Until last year the Nationalists had never won much in Fife apart from the odd council ward and a few regional list seats for Holyrood. But all that changed last year, when they won enough council seats to put them in the driving seat of a ruling coalition on Fife Council and, to put the icing on their political cake, took the first-past-the-post constituency seat at Holyrood of Central Fife (the old constsituency name for Glenrothes) from Labour.
One of the prime reasons for this sudden Nationalist upsurge was that the SNP was now perceived as having become more left-wing than Labour.
More important, however, was that throughout Fife the SNP had put in place a superb vote-gathering machine that made Labour's look as if it had come out of the Ark.
Identifying their voter base, they had also concentrated for three years on converting the 'softer' elements of the Labour vote and the party got its reward last year. Fife, as with other parts of Scotland, had simply lost patience with the Labour-led administration at Holyrood and with its Labour-led council and wanted a change.The Nationalists took massive advantage of Labour's disorganisation.
Labour had been guilty of taking its core vote for granted and simply did not see the Nationalist juggernaut coming until it was too late.
With Labour at UK level facing more woes every day and a leaderless party in Scotland, without personality or apparently much purpose, things for Labour in Fife have only got worse. That the crisis-prone Gordon Brown, himself a proud Fifer, is in Downing Street has perhaps become more a source of embarrassment to ordinary Fifers than a proud boast.
The Nationalists, meanwhile, have gone from strength to strength with the Holyrood administration under the cunning Alex Salmond, putting populism first with such policies as a council tax freeze.
Now Labouur faces another crucial Scottish by-election, this time in what many Scots refers to as the 'Kingdom' of Fife, a tribute to the area's sense of history, identity and position on the east coast jutting into the North Sea. Glenrothes, previously called Central Fife, takes its name from the village which became a town in the rush to create post-war new towns.
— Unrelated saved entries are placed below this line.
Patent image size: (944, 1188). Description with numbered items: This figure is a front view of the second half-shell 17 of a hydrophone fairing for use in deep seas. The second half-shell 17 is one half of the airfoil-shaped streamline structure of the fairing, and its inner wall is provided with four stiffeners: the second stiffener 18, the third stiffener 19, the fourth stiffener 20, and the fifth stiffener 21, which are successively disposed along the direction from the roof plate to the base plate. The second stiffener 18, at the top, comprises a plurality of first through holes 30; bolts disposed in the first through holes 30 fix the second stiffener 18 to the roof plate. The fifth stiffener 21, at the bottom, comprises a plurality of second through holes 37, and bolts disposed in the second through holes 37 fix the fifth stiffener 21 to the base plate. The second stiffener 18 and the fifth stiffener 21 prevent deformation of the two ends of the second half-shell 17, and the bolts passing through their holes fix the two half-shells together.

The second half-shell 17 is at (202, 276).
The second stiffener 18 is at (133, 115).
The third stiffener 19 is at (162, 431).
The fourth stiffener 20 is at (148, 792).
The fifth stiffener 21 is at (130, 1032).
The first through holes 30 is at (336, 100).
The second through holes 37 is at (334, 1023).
But it covers several other towns, such as Leven, Methil and Markinch, a host of small villages and even part of Kirkcaldy, Mr Brown's home town.
Glenrothes borders on the Prime Minister's constituency of Kirkcaldy & Cowdenbeath and is about ten miles from his Fife home. It plays host to electronics and offshore supply companies but there are notable pockets of deprivation dotted around the constituency.
Some of the owner-occupied property in less salubrious and out-of the way towns in the consttituency attracts some of the lowest prices in Scotland although just outside in places such as St Andrews there are some of the valuable properties in the country.
Like many areas which knew better days, the constituency has a hard core of unemployed and economically inactive voters, in some areas well above the Scottish average. Local politicians say drug abuse and crime are on the rise.
Politically, the area has always been well to the Left to the point that the former West Fife constituency (abolished in 1974) elected a Communist MP (Willie Gallagher) from 1935 to 1950. Central Fife, the constituency which preceded the present one, was the political home of Willie Hamilton, the fiercely anti-Royalty Labour MP.
The reverses last year for Labour came hard on the heels of the party's loss to the Liberal Democrats in 2006 of Dunfermline and West Fife. The man who carried the can for that was Gordon Brown, blamed by many in the party for appearing to take over the campaign and for being behind the selection of a candidate who was simply not good enough.
That by-election loss was the first real political blow for Mr Brown in Scotland in years and it had come in an area which he and, it is fair to say, most observers, regarded as his political fiefdom. If the bookies are right, he is about to be hit by another massive blow in Fife. This time it could be another nail hammered into his prime ministerial coffin.